Depuis le décret de 29 décembre 2010 relatif aux attributions et à l’organisation de l’inspection générale des services judiciaires (IGSJ), l’inspecteur général est cependant devenu le coordonnateur des inspections menées par les chefs de cour[14]. C’est ainsi que, chaque année, l’IGSJ consulte les chefs de cour pour connaître tout à la fois les juridictions qu’ils comptent inspecter eux-mêmes et celles qu’ils souhaitent voir inspectées par l’IGSJ. De cette manière, sont évitées d’inutiles duplications. L’inspecteur général peut également demander aux chefs de cour de contrôler spécifiquement telle ou telle juridiction, en fonction de l’actualité[15].
En pratique, s’est instauré un partage de la tâche, laissant à l’inspection le contrôle de fonctionnement des juridictions de taille importante et celui des plus petites aux chefs de cour.
Si un tel partage peut trouver de solides justifications dans le fait que l’inspection constitue un métier en soi et suppose d’appliquer, au cours de missions nécessairement longues, une méthodologie rigoureuse, il aboutit à ce que les chefs de cour sont partiellement dépossédés de leurs prérogatives au profit exclusif de l’inspection, donc du ministre, pour les grandes juridictions. Le TGI de Nantes relevant de cette dernière catégorie, le Garde des Sceaux ne devait donc pas s’attendre, après la publication du décret du 29 décembre 2010 dont il a été contresignataire, à ce qu’il fût inspecté par les chefs de cour.
Quoiqu’il en soit, le référentiel utilisé dans ces deux types de contrôle est en principe celui de l’inspection[16] et la procédure suivie très proche : un pré-rapport est notifié par les chefs de cour à la juridiction qui formule des observations auxquelles il est répondu.
Ces contrôles de fonctionnement sont une charge lourde pour les chefs de cour, qui ne sont pas forcément formés à l’exercice et ne disposent pas des moyens humains et matériels pour effectuer de telles inspections sur une large échelle. Beaucoup les effectuent d’ailleurs par eux-mêmes, ensemble ou séparément.
En 2013, une cellule a été mise en place au sein de l’inspection pour assurer le suivi des recommandations formulées. Si, grâce à celui-ci, la plupart des recommandations sont suivies d’effets, il n’est pas indifférent de relever que 4 à 6 % des recommandations émises à l’issue des inspections conduites par les chefs de cour ou par l’IGSJ ne sont pas mises en œuvre par les juridictions et qu’une bonne part de ces dernières porte sur la réorganisation des services. Ce pourcentage étant modique, le CSM ne croît pas devoir s’en inquiéter dans la mesure où il vient lui-même de rappeler que l'organisation des juridictions relève très largement de pouvoirs propres des chefs de juridiction (cf. I, B, 2). En outre, le débat entre chefs de cour et chefs de juridiction (cf.
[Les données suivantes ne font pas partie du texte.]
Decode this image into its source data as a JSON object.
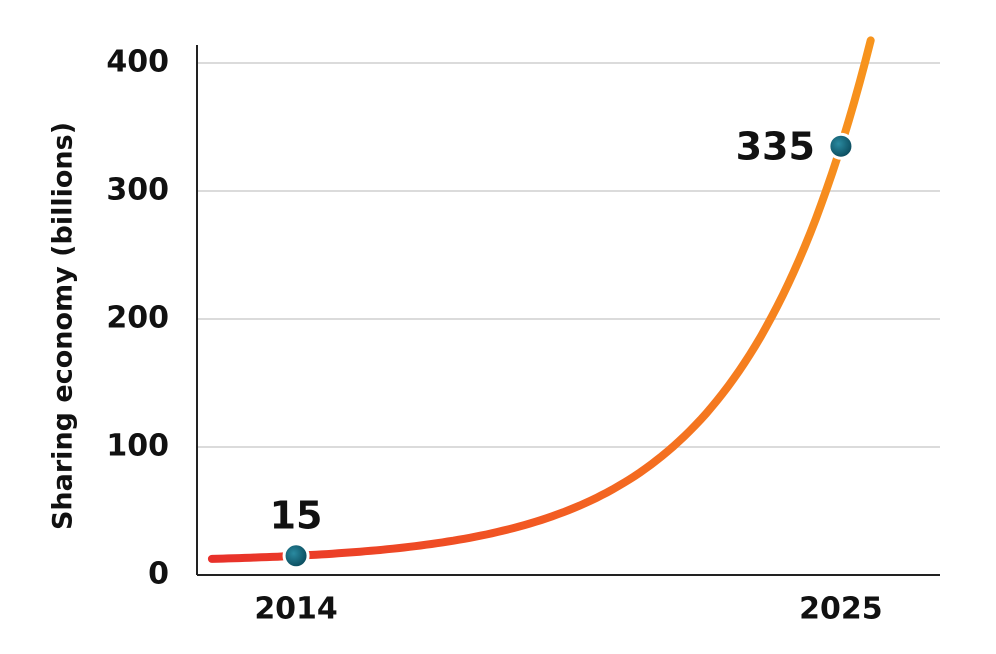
{
  "chart_data": {
    "type": "line",
    "y_label": "Sharing economy (billions)",
    "x": [
      2014,
      2025
    ],
    "values": [
      15,
      335
    ],
    "color": "#0e5b6e",
    "xlim": [
      2012,
      2027
    ],
    "xticks": [
      2014,
      2025
    ],
    "ylim": [
      0,
      400
    ],
    "yticks": [
      0,
      100,
      200,
      300,
      400
    ],
    "grid": true
  }
}
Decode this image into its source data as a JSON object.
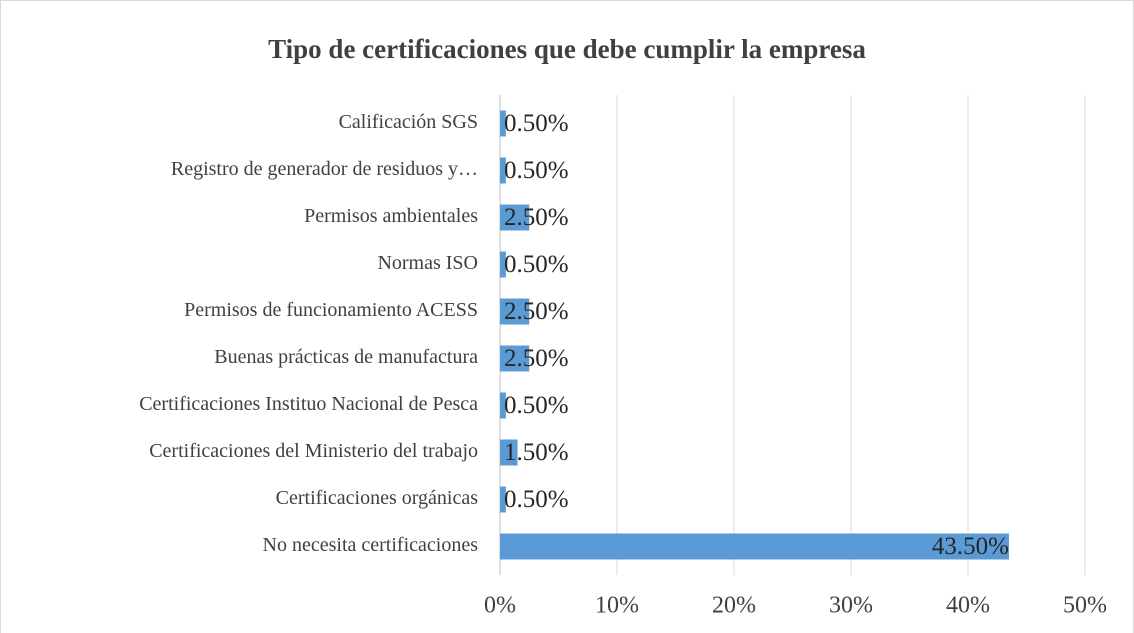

II, 1) prend ici tout son sens : s’ils ne sont pas en situation de pouvoir imposer leurs vues en matière d’organisation des juridictions, les chefs de cour peuvent conseiller ou recommander.
En définitive, un pilotage très centralisé a été récemment mis en place, dont les chefs de cour n’ont plus la totale maîtrise, contrairement à ce que l’article R312-68 du COJ a prévu et laisse encore supposer. Pourtant, sur le terrain, une inspection diligentée par les chefs de cour, responsables de proximité, n’est pas vécue de la même manière qu’un contrôle conduit par l’inspection générale. Dans le premier cas, elle s’inscrit plutôt dans la fonction de soutien qui permet aux chefs de cour de conseiller les chefs de juridiction et de dégager ensemble, si nécessaire, les voies et moyens d’une amélioration du fonctionnement de la juridiction.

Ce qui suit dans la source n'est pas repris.